Thank you so much, Byrial.

I'm so much amazed to learn that.

You may know, such message came from Microsoft Outlook Express 5.0. Once
again I learned that MS is that irresponsible for the technology
society. Or it's their trick again to dominate this kind of software.
They've done it in browser - some bad imcompatibilty make people think
netscape crippled. They've also tried to do it to java but were stopped.

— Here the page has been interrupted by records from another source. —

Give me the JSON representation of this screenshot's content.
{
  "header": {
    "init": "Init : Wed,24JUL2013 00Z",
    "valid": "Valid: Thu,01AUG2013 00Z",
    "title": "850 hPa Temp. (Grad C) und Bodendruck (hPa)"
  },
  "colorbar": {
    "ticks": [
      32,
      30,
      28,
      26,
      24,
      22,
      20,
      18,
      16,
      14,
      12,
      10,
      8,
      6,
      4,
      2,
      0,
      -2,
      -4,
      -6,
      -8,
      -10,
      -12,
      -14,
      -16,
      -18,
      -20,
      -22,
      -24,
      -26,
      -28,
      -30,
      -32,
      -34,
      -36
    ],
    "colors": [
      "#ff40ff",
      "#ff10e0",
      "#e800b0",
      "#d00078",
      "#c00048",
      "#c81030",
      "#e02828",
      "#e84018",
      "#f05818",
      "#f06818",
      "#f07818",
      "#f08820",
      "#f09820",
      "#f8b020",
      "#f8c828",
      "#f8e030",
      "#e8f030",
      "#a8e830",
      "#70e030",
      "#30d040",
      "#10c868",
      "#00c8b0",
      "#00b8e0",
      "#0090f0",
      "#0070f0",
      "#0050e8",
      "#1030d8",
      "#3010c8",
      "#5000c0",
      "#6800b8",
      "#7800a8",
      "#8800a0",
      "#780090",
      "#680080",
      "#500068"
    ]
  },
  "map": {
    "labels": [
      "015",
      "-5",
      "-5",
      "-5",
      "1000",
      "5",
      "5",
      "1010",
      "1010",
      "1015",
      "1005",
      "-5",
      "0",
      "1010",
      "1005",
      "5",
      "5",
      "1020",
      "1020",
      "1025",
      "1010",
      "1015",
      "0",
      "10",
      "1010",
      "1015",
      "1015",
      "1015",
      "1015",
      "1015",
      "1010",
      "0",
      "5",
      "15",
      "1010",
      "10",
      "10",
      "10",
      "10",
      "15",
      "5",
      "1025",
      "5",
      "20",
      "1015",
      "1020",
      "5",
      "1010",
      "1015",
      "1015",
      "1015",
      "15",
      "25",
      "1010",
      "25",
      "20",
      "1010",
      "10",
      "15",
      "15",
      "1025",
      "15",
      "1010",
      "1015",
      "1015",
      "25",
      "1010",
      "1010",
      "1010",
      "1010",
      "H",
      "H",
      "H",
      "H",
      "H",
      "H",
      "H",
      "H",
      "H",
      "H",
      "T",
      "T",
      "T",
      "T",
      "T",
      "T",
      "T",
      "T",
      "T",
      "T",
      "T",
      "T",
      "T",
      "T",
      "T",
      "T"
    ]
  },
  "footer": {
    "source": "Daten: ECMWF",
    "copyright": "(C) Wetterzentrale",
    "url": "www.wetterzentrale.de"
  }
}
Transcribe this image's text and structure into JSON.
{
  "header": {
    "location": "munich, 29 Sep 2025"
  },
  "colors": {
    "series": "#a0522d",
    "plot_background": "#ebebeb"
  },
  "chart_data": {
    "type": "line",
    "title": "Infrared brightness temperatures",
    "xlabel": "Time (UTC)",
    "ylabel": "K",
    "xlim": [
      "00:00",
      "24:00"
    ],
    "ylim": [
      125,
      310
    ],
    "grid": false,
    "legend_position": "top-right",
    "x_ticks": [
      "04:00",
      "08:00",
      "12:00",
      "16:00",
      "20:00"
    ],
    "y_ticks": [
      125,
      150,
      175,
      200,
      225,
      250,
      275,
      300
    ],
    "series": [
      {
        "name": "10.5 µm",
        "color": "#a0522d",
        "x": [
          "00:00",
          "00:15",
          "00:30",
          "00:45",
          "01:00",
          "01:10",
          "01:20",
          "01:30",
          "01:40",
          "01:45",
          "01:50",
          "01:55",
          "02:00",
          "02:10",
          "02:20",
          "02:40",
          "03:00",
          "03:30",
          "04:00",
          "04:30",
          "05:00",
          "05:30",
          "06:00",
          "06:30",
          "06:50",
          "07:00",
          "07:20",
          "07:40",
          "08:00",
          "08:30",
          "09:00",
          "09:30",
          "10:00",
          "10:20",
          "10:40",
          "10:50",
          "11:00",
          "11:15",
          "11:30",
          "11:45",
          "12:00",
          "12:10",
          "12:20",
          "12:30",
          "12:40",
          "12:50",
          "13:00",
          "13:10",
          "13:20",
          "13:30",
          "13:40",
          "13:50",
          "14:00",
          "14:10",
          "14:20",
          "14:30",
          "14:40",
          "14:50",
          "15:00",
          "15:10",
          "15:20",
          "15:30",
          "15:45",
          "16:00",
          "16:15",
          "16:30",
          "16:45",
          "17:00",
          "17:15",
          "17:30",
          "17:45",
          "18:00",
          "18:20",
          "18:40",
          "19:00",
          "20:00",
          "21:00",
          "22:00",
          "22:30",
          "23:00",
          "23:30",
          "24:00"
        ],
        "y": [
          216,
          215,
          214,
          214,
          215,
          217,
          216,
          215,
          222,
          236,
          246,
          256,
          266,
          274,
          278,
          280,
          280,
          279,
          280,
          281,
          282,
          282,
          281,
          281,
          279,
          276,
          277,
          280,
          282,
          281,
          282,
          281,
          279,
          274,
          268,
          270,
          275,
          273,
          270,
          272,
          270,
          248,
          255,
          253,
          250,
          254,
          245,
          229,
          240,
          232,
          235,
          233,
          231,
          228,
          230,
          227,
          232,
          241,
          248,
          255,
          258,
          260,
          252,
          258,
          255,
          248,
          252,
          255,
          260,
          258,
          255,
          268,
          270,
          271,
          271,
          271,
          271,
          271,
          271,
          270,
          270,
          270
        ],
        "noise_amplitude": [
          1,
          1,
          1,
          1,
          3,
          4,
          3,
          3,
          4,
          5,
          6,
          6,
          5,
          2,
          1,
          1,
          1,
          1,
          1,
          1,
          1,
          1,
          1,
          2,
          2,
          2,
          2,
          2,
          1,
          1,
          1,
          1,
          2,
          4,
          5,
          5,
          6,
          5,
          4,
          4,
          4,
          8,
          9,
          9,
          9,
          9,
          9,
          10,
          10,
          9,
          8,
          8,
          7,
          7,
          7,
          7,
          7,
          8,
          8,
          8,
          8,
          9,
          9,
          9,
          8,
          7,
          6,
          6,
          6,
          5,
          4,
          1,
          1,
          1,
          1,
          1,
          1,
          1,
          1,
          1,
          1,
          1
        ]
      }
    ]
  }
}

I respect those people that are willing to follow standards - it's them
making our life easier, not M$. :-)

best regards,
charlie

On Sat, Feb 09, 2002 at 07:53:01AM +0100, Byrial Jensen wrote:
> On Sat, Feb 09, 2002 at 09:40:16 +0800, Charles Jie wrote:
>
> > But I found mutt doesn't decode them if such encoding happens at
> > attachment.
> >
> >     Content-Type: image/gif;
> >     name="=?big5?B?pN+4Zy5naWY=?="
> >     Content-Transfer-Encoding: base64
> >     Content-Disposition: attachment;
> >     filename="=?big5?B?pN+4Zy5naWY=?="
>
> Right. These parameters may not ne encoded this way according to
> RFC 2047, and Mutt won't decode them by default.
>
> It should help to set the "rfc2047_parameters" configuration
> variable.
>
> > I did experiments and sent me a file in attachment with Chinese
> > filename. Mutt displays OK. But it uses a different and strange
> > encoding:
> >
> >     ontent-Type: text/html; charset=big5
> >     Content-Disposition: attachment;
> >     
>filename*=big5''%A6p%A6%F3%BF%EF%A4%40%B1i%A6n%A7%C9%AD%DD%BD%CD%BA%CE%AB%BA%2Ehtm
> >     Content-Transfer-Encoding: 8bit
> >
> > What's the matter?
>
> This is the right way to be it: encoding as specified in RFC 2231.